Issoufou, clé du dossier

Cette équipe a aussi prévu de rencontrer l’ancien chef de l’État Mahamadou Issoufou, considéré comme l’un des acteurs clés du dossier. Le général Tiani, initiateur du coup d’État, est en effet un de ses proches. Premier émissaire de la Cedeao à s’être rendu à Niamey, le président tchadien, Mahamat Idriss Déby Itno, s’était d’ailleurs entretenu dès le 30 juillet avec Mahamadou Issoufou.

« Tiani et Issoufou se sont fait confiance pendant dix ans, durant les deux mandats de l’ancien président. Il faut que nous jouions sur cette proximité pour faire revenir le putschiste à la raison », confie une source diplomatique ouest-africaine. Jusqu’ici, si les deux hommes se sont parlé à plusieurs reprises, les médiations ont pour le moment échoué.

Le président Mohamed Bazoum, dont les conditions de détention se sont détériorées depuis quelques jours, refuse toujours de signer un quelconque document actant sa démission, alors même que certains de ses interlocuteurs lui ont conseillé de céder afin de ne pas prendre de risques pour sa sécurité. Se disant « otage », il parie toujours sur un possible retour au pouvoir.

« Toutes les idées sont bonnes à prendre »

Dans ce contexte, la dernière tentative de médiation de la Cedeao et de l’ONU a-t-elle une chance ? Elle serait soutenue en sous-main par les États-Unis, influents à Niamey, notamment auprès des Forces spéciales et de leur ancien commandant formé outre-Atlantique, le général Moussa Salaou Barmo. Ce dernier a été nommé le 5 août chef d’état-major des armées nigériennes.

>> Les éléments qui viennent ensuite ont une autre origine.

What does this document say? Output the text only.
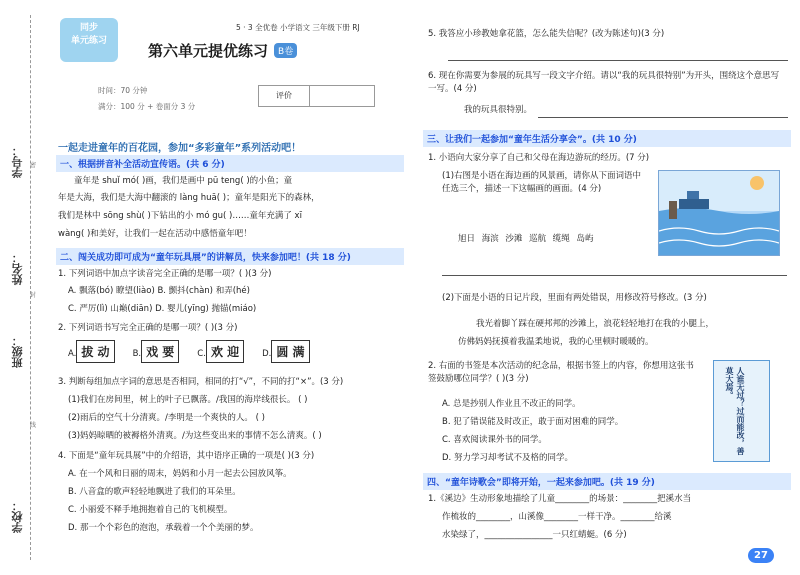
学号：
姓名：
班级：
学校：
密
封
线
同步
单元练习
5 · 3 全优卷 小学语文 三年级下册 RJ
第六单元提优练习	B卷
时间：70 分钟
满分：100 分 + 卷面分 3 分
评价
一起走进童年的百花园，参加“多彩童年”系列活动吧！
一、根据拼音补全活动宣传语。(共 6 分)
童年是 shuǐ mó( )画，我们是画中 pū teng( )的小鱼；童
年是大海，我们是大海中翻滚的 làng huā( )；童年是阳光下的森林，
我们是林中 sōng shù( )下钻出的小 mó gu( )……童年充满了 xī
wàng( )和美好，让我们一起在活动中感悟童年吧！
二、闯关成功即可成为“童年玩具展”的讲解员，快来参加吧！(共 18 分)
1. 下列词语中加点字读音完全正确的是哪一项？( )(3 分)
A. 飘落(bó) 瞭望(liào) B. 颤抖(chàn) 和弄(hé)
C. 严厉(lì) 山巅(diān) D. 婴儿(yīng) 抛锚(miáo)
2. 下列词语书写完全正确的是哪一项？( )(3 分)
A. 拔 动	B. 戏 要	C. 欢 迎	D. 圆 满
3. 判断每组加点字词的意思是否相同，相同的打“√”，不同的打“×”。(3 分)
(1)我们在房间里，树上的叶子已飘落。/我国的海岸线很长。 ( )
(2)雨后的空气十分清爽。/李明是一个爽快的人。 ( )
(3)妈妈晾晒的被褥格外清爽。/为这些变出来的事情不怎么清爽。( )
4. 下面是“童年玩具展”中的介绍语，其中语序正确的一项是( )(3 分)
A. 在一个风和日丽的周末，妈妈和小月一起去公园放风筝。
B. 八音盒的歌声轻轻地飘进了我们的耳朵里。
C. 小丽爱不释手地拥抱着自己的飞机模型。
D. 那一个个彩色的泡泡，承载着一个个美丽的梦。
5. 我答应小珍教她拿花篮，怎么能失信呢？(改为陈述句)(3 分)
6. 现在你需要为参展的玩具写一段文字介绍。请以“我的玩具很特别”为开头，围绕这个意思写一写。(4 分)
我的玩具很特别。
三、让我们一起参加“童年生活分享会”。(共 10 分)
1. 小语向大家分享了自己和父母在海边游玩的经历。(7 分)
(1)右图是小语在海边画的风景画，请你从下面词语中任选三个，描述一下这幅画的画面。(4 分)
旭日 海滨 沙滩 巡航 缆绳 岛屿
(2)下面是小语的日记片段，里面有两处错误，用修改符号修改。(3 分)
我光着脚丫踩在硬邦邦的沙滩上，浪花轻轻地打在我的小腿上，
仿佛妈妈抚摸着我温柔地说，我的心里顿时暖暖的。
2. 右面的书签是本次活动的纪念品，根据书签上的内容，你想用这张书签鼓励哪位同学？( )(3 分)
A. 总是抄别人作业且不改正的同学。
B. 犯了错误能及时改正，敢于面对困难的同学。
C. 喜欢阅读课外书的同学。
D. 努力学习却考试不及格的同学。
人谁无过？过而能改，善莫大焉。
四、“童年诗歌会”即将开始，一起来参加吧。(共 19 分)
1.《溪边》生动形象地描绘了儿童________的场景：________把溪水当
作梳妆的________，山溪像________一样干净。________给溪
水染绿了，________________一只红蜻蜓。(6 分)
27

La sous-secrétaire d’État pour les Affaires politiques, Victoria Nuland – qui était ces derniers jours en séjour en RDC – est attendue à Niamey. Elle doit y rencontrer le CNSP et le président Mohamed Bazoum.

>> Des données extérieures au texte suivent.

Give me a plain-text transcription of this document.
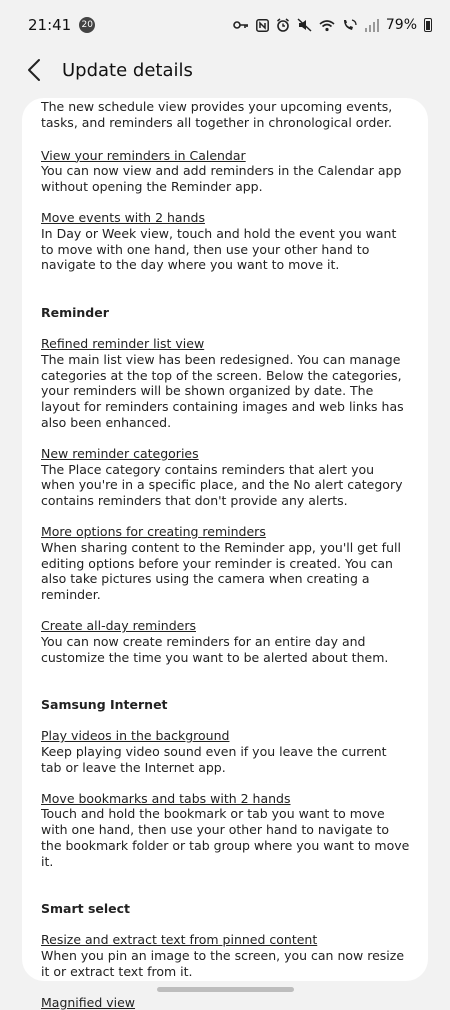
21:41 20	79%
Update details

The new schedule view provides your upcoming events, tasks, and reminders all together in chronological order.

View your reminders in Calendar

You can now view and add reminders in the Calendar app without opening the Reminder app.

Move events with 2 hands

In Day or Week view, touch and hold the event you want to move with one hand, then use your other hand to navigate to the day where you want to move it.

Reminder

Refined reminder list view

The main list view has been redesigned. You can manage categories at the top of the screen. Below the categories, your reminders will be shown organized by date. The layout for reminders containing images and web links has also been enhanced.

New reminder categories

The Place category contains reminders that alert you when you're in a specific place, and the No alert category contains reminders that don't provide any alerts.

More options for creating reminders

When sharing content to the Reminder app, you'll get full editing options before your reminder is created. You can also take pictures using the camera when creating a reminder.

Create all-day reminders

You can now create reminders for an entire day and customize the time you want to be alerted about them.

Samsung Internet

Play videos in the background

Keep playing video sound even if you leave the current tab or leave the Internet app.

Move bookmarks and tabs with 2 hands

Touch and hold the bookmark or tab you want to move with one hand, then use your other hand to navigate to the bookmark folder or tab group where you want to move it.

Smart select

Resize and extract text from pinned content

When you pin an image to the screen, you can now resize it or extract text from it.

Magnified view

Le Mozambicain Leonardo Santos Simão, qui fait partie des négociateurs, a quant à lui l’avantage d’avoir déjà pu rencontrer à Bamako plusieurs responsables maliens, notamment le Premier ministre, Choguel Kokalla Maïga, le 3 août, mais aussi, la veille, le ministre des Affaires étrangères, Aboulaye Diop, et le colonel-major Ismaël Wagué, ministre de la Réconciliation nationale.

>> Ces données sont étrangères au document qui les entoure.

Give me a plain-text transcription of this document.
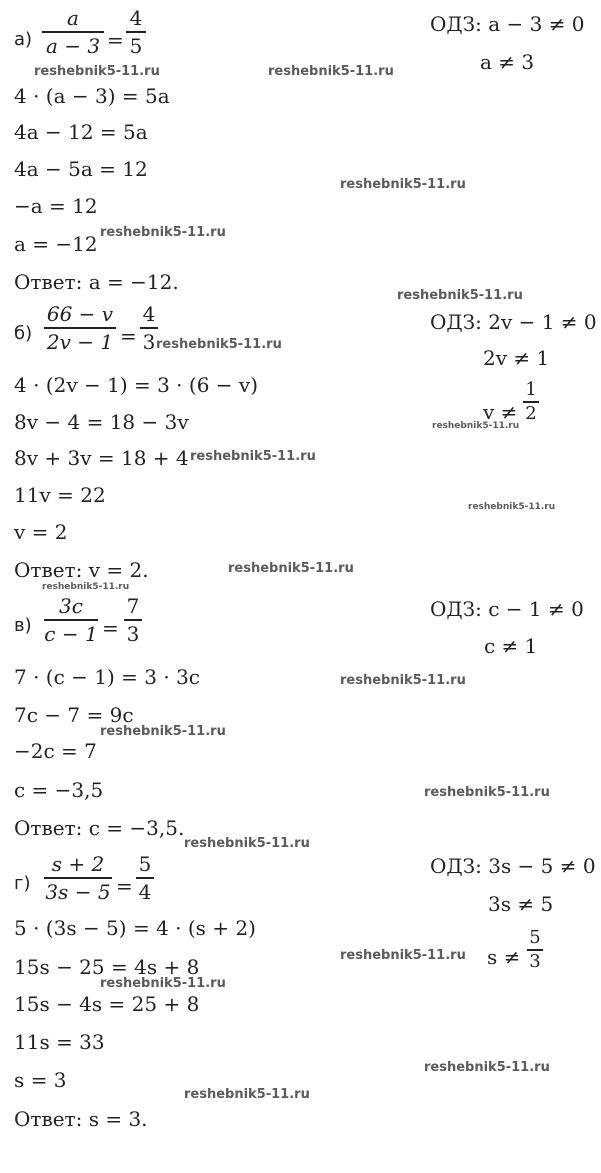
а)
a
a − 3 =
4
5
ОДЗ: a − 3 ≠ 0
a ≠ 3
4 · (a − 3) = 5a
4a − 12 = 5a
4a − 5a = 12
−a = 12
a = −12
Ответ: a = −12.
б)
66 − v
2v − 1 =
4
3
ОДЗ: 2v − 1 ≠ 0
2v ≠ 1
v ≠
1
2
4 · (2v − 1) = 3 · (6 − v)
8v − 4 = 18 − 3v
8v + 3v = 18 + 4
11v = 22
v = 2
Ответ: v = 2.
в)
3c
c − 1 =
7
3
ОДЗ: c − 1 ≠ 0
c ≠ 1
7 · (c − 1) = 3 · 3c
7c − 7 = 9c
−2c = 7
c = −3,5
Ответ: c = −3,5.
г)
s + 2
3s − 5 =
5
4
ОДЗ: 3s − 5 ≠ 0
3s ≠ 5
s ≠
5
3
5 · (3s − 5) = 4 · (s + 2)
15s − 25 = 4s + 8
15s − 4s = 25 + 8
11s = 33
s = 3
Ответ: s = 3.
reshebnik5-11.ru	reshebnik5-11.ru
reshebnik5-11.ru
reshebnik5-11.ru
reshebnik5-11.ru
reshebnik5-11.ru
reshebnik5-11.ru
reshebnik5-11.ru
reshebnik5-11.ru
reshebnik5-11.ru
reshebnik5-11.ru
reshebnik5-11.ru
reshebnik5-11.ru
reshebnik5-11.ru
reshebnik5-11.ru
reshebnik5-11.ru
reshebnik5-11.ru
reshebnik5-11.ru
reshebnik5-11.ru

Cela peut-il suffire à une désescalade dans le conflit qui oppose la Cedeao à la nouvelle alliance putschiste formée par le Mali, le Burkina Faso et le Niger, qui s’affirment prêts à répliquer par la force à toute intervention militaire ? « Dans le contexte actuel, toutes les idées sont bonnes à prendre », résume notre source diplomatique.

Bola Tinubu va-t-il temporiser ?

Président en exercice de la Cedeao, Bola Tinubu a d’ores et déjà exposé l’éventualité d’une intervention militaire de l’organisation et d’un engagement de son armée au Niger devant le Sénat nigérian. Prudent, celui-ci l’a enjoint à tout faire pour trouver une issue diplomatique à la crise, tandis que des voix se sont élevées contre la solution des armes.

Le président nigérian n’en reste pas moins décidé à se montrer ferme face aux putschistes nigériens. Ce 6 août, il a reçu au palais présidentiel d’Abuja les gouverneurs des États partageant des frontières avec le Niger : Ahmed Aliyu (Sokoto), Umar Namadi (Jigawa), Mai Malam Buni (Yobe), Idris Nasir (Kebbi) et Dikko Radda (Katsina).

Le chef de l’État espère ainsi rassurer ces élites du Nord, alors que la Cedeao pourrait décider – en marge des efforts de médiation – de prépositionner des troupes le long de la frontière avec le Nigeria.

Dans le même temps que les émissaires de la Cedeao, de l’ONU et des États-Unis, une délégation malienne s’est également rendue à Niamey ce 7 août. Elle est menée par l’ancien Premier ministre par intérim Abdoulaye Maïga – qui est l’un des hommes de confiance du président de la transition, Assimi Goïta – mais aussi et surtout par Sadio Camara. Ce dernier, ministre de la Défense, est aussi le grand artisan des accords passés avec les Russes de Wagner au Mali.